Wealth in America: its Concentration, and the Great Transfer

Research by John J. Havens and Paul G. Schervish at Boston College published in 1999 asserted there would be an immense surge of at least $41 trillion and as much as $136 trillion in wealth transfers over the next 50 years. The authors predicted charitable bequests of $1.7 trillion to $2.7 trillion from 1998-2017. Many nonprofits used the report entitled Millionaires and the Millennium: New Estimates of the Forthcoming Wealth Transfer and the Prospects for a Golden Age of Philanthropy to justify greater investment of money and staff time in gift planning programs.

Actual wealth transfers from 1999-2018 were well below their projections, but a 2018 report by The Chronicle of Philanthropy entitled $9 Trillion and Counting cites new research predicting that $9 trillion will be transferred between generations from 2018-2028.  This massive transfer will include the leading edge of the oldest Baby Boomers.  Estate transfers are projected to grow to $97 trillion by 2067.

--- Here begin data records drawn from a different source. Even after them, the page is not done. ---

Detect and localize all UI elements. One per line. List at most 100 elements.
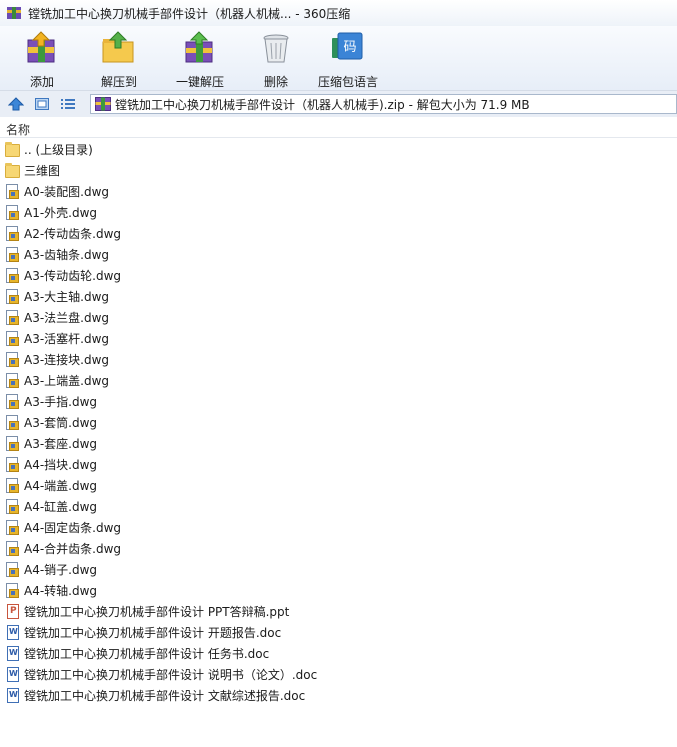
list-view-icon[interactable] xyxy=(58,94,78,114)
file-name: A4-缸盖.dwg xyxy=(24,500,98,514)
file-name: A3-大主轴.dwg xyxy=(24,290,110,304)
window-title: 镗铣加工中心换刀机械手部件设计（机器人机械... - 360压缩 xyxy=(28,6,351,21)
file-name: A4-挡块.dwg xyxy=(24,458,98,472)
list-item[interactable]: A3-活塞杆.dwg xyxy=(0,328,677,349)
file-name: A3-活塞杆.dwg xyxy=(24,332,110,346)
add-label: 添加 xyxy=(29,75,54,89)
column-header: 名称 xyxy=(0,118,677,138)
file-name: 镗铣加工中心换刀机械手部件设计 PPT答辩稿.ppt xyxy=(24,605,290,619)
list-item[interactable]: 镗铣加工中心换刀机械手部件设计 任务书.doc xyxy=(0,643,677,664)
file-name: A3-套座.dwg xyxy=(24,437,98,451)
list-item[interactable]: 镗铣加工中心换刀机械手部件设计 文献综述报告.doc xyxy=(0,685,677,706)
doc-file-icon xyxy=(5,666,21,683)
language-glyph: 码 xyxy=(343,40,356,55)
list-item[interactable]: A3-套座.dwg xyxy=(0,433,677,454)
list-item[interactable]: A3-法兰盘.dwg xyxy=(0,307,677,328)
file-name: 镗铣加工中心换刀机械手部件设计 文献综述报告.doc xyxy=(24,689,306,703)
extract-to-button[interactable]: 解压到 xyxy=(94,26,144,90)
list-item[interactable]: 三维图 xyxy=(0,160,677,181)
list-item[interactable]: 镗铣加工中心换刀机械手部件设计 开题报告.doc xyxy=(0,622,677,643)
list-item[interactable]: A3-套筒.dwg xyxy=(0,412,677,433)
thumbnail-view-icon[interactable] xyxy=(32,94,52,114)
dwg-file-icon xyxy=(5,288,21,305)
archive-language-icon: 码 xyxy=(330,30,366,66)
title-bar: 镗铣加工中心换刀机械手部件设计（机器人机械... - 360压缩 xyxy=(0,0,677,26)
doc-file-icon xyxy=(5,645,21,662)
list-item[interactable]: A4-转轴.dwg xyxy=(0,580,677,601)
zip-archive-icon xyxy=(95,97,111,111)
file-name: A4-固定齿条.dwg xyxy=(24,521,122,535)
list-item[interactable]: A4-端盖.dwg xyxy=(0,475,677,496)
file-list: .. (上级目录) 三维图 A0-装配图.dwg A1-外壳.dwg A2-传动齿条.d… xyxy=(0,139,677,706)
file-name: A3-法兰盘.dwg xyxy=(24,311,110,325)
archive-language-button[interactable]: 码 压缩包语言 xyxy=(316,26,380,90)
one-click-extract-icon xyxy=(182,30,218,66)
one-click-extract-label: 一键解压 xyxy=(175,75,224,89)
list-item[interactable]: A4-合并齿条.dwg xyxy=(0,538,677,559)
list-item[interactable]: A3-上端盖.dwg xyxy=(0,370,677,391)
delete-label: 删除 xyxy=(263,75,288,89)
add-button[interactable]: 添加 xyxy=(22,26,62,90)
dwg-file-icon xyxy=(5,246,21,263)
address-field[interactable]: 镗铣加工中心换刀机械手部件设计（机器人机械手).zip - 解包大小为 71.9… xyxy=(90,94,677,114)
folder-icon xyxy=(5,141,21,158)
file-name: A2-传动齿条.dwg xyxy=(24,227,122,241)
file-name: A4-合并齿条.dwg xyxy=(24,542,122,556)
delete-button[interactable]: 删除 xyxy=(256,26,296,90)
file-name: A4-端盖.dwg xyxy=(24,479,98,493)
toolbar: 添加 解压到 一键解压 删除 码 压缩包语言 xyxy=(0,26,677,90)
dwg-file-icon xyxy=(5,351,21,368)
column-header-name[interactable]: 名称 xyxy=(6,121,30,138)
dwg-file-icon xyxy=(5,393,21,410)
dwg-file-icon xyxy=(5,456,21,473)
file-name: A3-上端盖.dwg xyxy=(24,374,110,388)
dwg-file-icon xyxy=(5,519,21,536)
doc-file-icon xyxy=(5,624,21,641)
delete-trash-icon xyxy=(258,30,294,66)
address-bar: 镗铣加工中心换刀机械手部件设计（机器人机械手).zip - 解包大小为 71.9… xyxy=(0,90,677,117)
extract-to-label: 解压到 xyxy=(100,75,137,89)
dwg-file-icon xyxy=(5,204,21,221)
dwg-file-icon xyxy=(5,498,21,515)
list-item[interactable]: 镗铣加工中心换刀机械手部件设计 说明书（论文）.doc xyxy=(0,664,677,685)
dwg-file-icon xyxy=(5,267,21,284)
list-item[interactable]: A0-装配图.dwg xyxy=(0,181,677,202)
file-name: 三维图 xyxy=(24,164,61,178)
dwg-file-icon xyxy=(5,330,21,347)
file-name: A3-套筒.dwg xyxy=(24,416,98,430)
dwg-file-icon xyxy=(5,183,21,200)
list-item[interactable]: A3-传动齿轮.dwg xyxy=(0,265,677,286)
ppt-file-icon xyxy=(5,603,21,620)
list-item[interactable]: 镗铣加工中心换刀机械手部件设计 PPT答辩稿.ppt xyxy=(0,601,677,622)
list-item[interactable]: A3-连接块.dwg xyxy=(0,349,677,370)
list-item[interactable]: A3-手指.dwg xyxy=(0,391,677,412)
list-item[interactable]: A3-大主轴.dwg xyxy=(0,286,677,307)
file-name: A4-转轴.dwg xyxy=(24,584,98,598)
add-archive-icon xyxy=(24,30,60,66)
folder-icon xyxy=(5,162,21,179)
file-name: A0-装配图.dwg xyxy=(24,185,110,199)
dwg-file-icon xyxy=(5,561,21,578)
dwg-file-icon xyxy=(5,372,21,389)
dwg-file-icon xyxy=(5,582,21,599)
file-name: A4-销子.dwg xyxy=(24,563,98,577)
list-item[interactable]: A4-挡块.dwg xyxy=(0,454,677,475)
list-item[interactable]: A1-外壳.dwg xyxy=(0,202,677,223)
list-item[interactable]: A4-销子.dwg xyxy=(0,559,677,580)
file-name: 镗铣加工中心换刀机械手部件设计 任务书.doc xyxy=(24,647,270,661)
dwg-file-icon xyxy=(5,309,21,326)
list-item[interactable]: .. (上级目录) xyxy=(0,139,677,160)
up-arrow-icon[interactable] xyxy=(6,94,26,114)
archive-language-label: 压缩包语言 xyxy=(317,75,378,89)
file-name: A1-外壳.dwg xyxy=(24,206,98,220)
list-item[interactable]: A3-齿轴条.dwg xyxy=(0,244,677,265)
file-name: .. (上级目录) xyxy=(24,143,93,157)
file-name: A3-连接块.dwg xyxy=(24,353,110,367)
list-item[interactable]: A4-缸盖.dwg xyxy=(0,496,677,517)
dwg-file-icon xyxy=(5,225,21,242)
one-click-extract-button[interactable]: 一键解压 xyxy=(172,26,228,90)
list-item[interactable]: A2-传动齿条.dwg xyxy=(0,223,677,244)
dwg-file-icon xyxy=(5,540,21,557)
dwg-file-icon xyxy=(5,414,21,431)
list-item[interactable]: A4-固定齿条.dwg xyxy=(0,517,677,538)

The increasing concentration of accumulated wealth and annual income in America will have profound implications for charitable giving.  Real annual wages increased 40.1% for the average worker from 1979-2017, while wages for the top 10% increased 69.3%, the top 1% increased 157.3%, and the top 0.1% increased 343.2%.

Annual Wage Change Chart

Wage chart

The Tax Cuts and Jobs Act of 2017 seems to have accelerated the concentration of  wealth at the top.